INVESTIGATION OF THE MOLECULAR DETERMINANTS OF NEUROTOXICITY AND INFECTIVITY OF A MUTANT PRION PROTEIN

Prion diseases, including Creutzfeldt-Jakob disease, Gerstmann-Sträussler-Scheinker syndrome and fatal familial insomnia are fatal neurodegenerative disorders characterized by dementia, motor dysfunction and cerebral amyloidosis. These diseases affect both humans and animals, and can be infectious, sporadic and genetic in origin. Prion diseases have attracted enormous scientific attention because they exemplify a novel mechanism of biological information transfer based on the transmission of protein conformation rather than on the inheritance of nucleic acid sequence.
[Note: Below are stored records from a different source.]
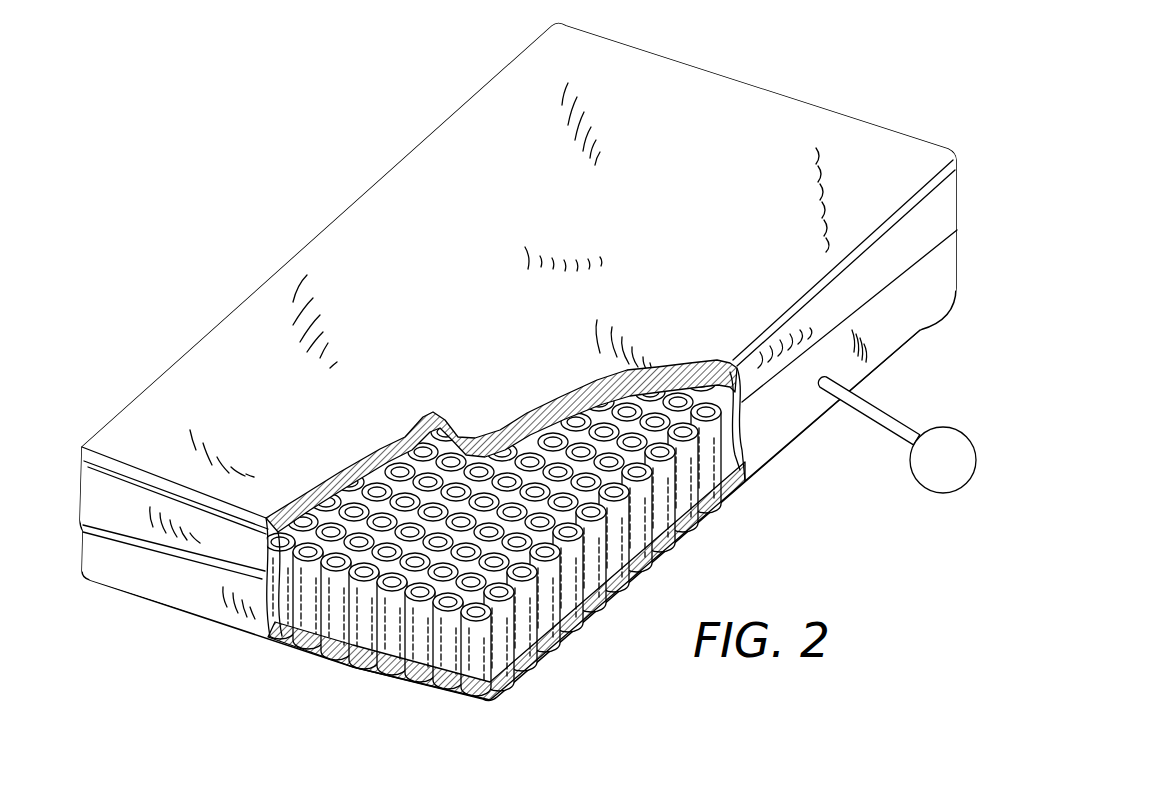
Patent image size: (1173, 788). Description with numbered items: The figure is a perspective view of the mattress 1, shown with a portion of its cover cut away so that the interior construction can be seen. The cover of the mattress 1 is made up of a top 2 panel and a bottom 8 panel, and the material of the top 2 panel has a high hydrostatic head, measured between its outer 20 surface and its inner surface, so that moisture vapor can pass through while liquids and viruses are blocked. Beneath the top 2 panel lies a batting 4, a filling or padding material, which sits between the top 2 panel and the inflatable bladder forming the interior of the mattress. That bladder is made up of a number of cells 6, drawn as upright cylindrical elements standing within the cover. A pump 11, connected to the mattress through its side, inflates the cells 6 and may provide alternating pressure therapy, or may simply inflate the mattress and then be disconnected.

The mattress 1 is at (518, 362).
The top panel 2 is at (260, 338).
The outer surface 20 is at (403, 288).
The batting 4 is at (273, 587).
The cells 6 is at (488, 636).
The bottom panel 8 is at (777, 427).
The pump 11 is at (963, 432).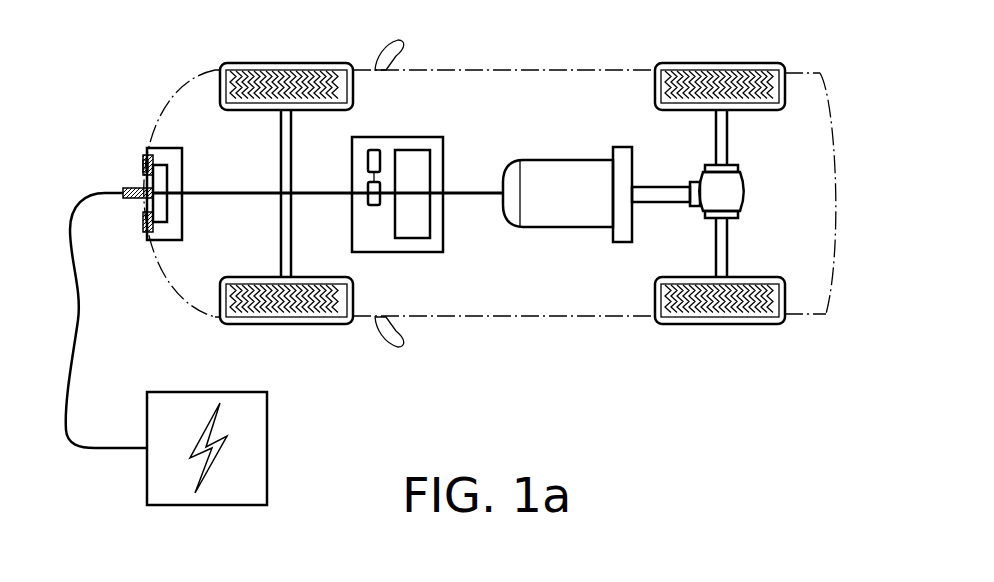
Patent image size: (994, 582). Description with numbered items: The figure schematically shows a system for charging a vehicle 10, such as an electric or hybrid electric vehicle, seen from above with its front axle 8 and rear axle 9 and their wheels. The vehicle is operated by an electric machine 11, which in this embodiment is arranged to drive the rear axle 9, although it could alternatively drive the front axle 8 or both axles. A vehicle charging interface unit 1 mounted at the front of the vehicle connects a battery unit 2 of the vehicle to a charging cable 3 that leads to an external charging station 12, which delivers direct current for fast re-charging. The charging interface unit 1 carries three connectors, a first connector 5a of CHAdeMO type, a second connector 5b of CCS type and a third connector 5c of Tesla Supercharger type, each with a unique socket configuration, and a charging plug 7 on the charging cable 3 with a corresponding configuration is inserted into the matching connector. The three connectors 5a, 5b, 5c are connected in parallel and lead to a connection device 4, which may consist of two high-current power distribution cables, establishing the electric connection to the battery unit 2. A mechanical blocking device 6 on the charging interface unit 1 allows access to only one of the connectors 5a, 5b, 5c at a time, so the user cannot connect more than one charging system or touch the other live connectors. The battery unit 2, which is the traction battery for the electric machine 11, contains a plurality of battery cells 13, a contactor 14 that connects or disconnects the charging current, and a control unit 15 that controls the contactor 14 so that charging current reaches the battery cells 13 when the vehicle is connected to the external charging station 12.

The vehicle charging interface unit 1 is at (151, 148).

They have also had profound impact on public health because of compelling evidence that bovine spongiform encephalopathy, or “mad cow disease”, has been transmitted to human beings by consumption of contaminated beef. Prions are postulated to arise from the change in the shape of a single normal protein of the brain (prion protein, PrP), to an altered disease-causing form, called PrP scrapie (PrPSc). PrPSc accumulates in the brains of the patients and causes abnormal proliferation of certain cells of the brain (gliosis), holes in the brain tissue (spongiosis), and loss of neurons (neurodegeneration), leading to dementia and motor dysfunction. Inherited prion diseases are due to mutations in the PrP gene, which are believed to alter the structure of PrP and induce its conversion to PrPSc. In this research project, we intend to study the biological mechanisms underlying the inherited forms of prion diseases by using transgenic mice. These are animals in which the mutated gene that causes the disease in humans has been introduced by means of genetic engineering. In particular, we plan to investigate how the mutated PrP is transformed into an altered form able to propagate itself and kill neurons. We expect that these investigations will lead to a better understanding of the pathogenesis of prion diseases and will allow us to develop a therapy for these diseases.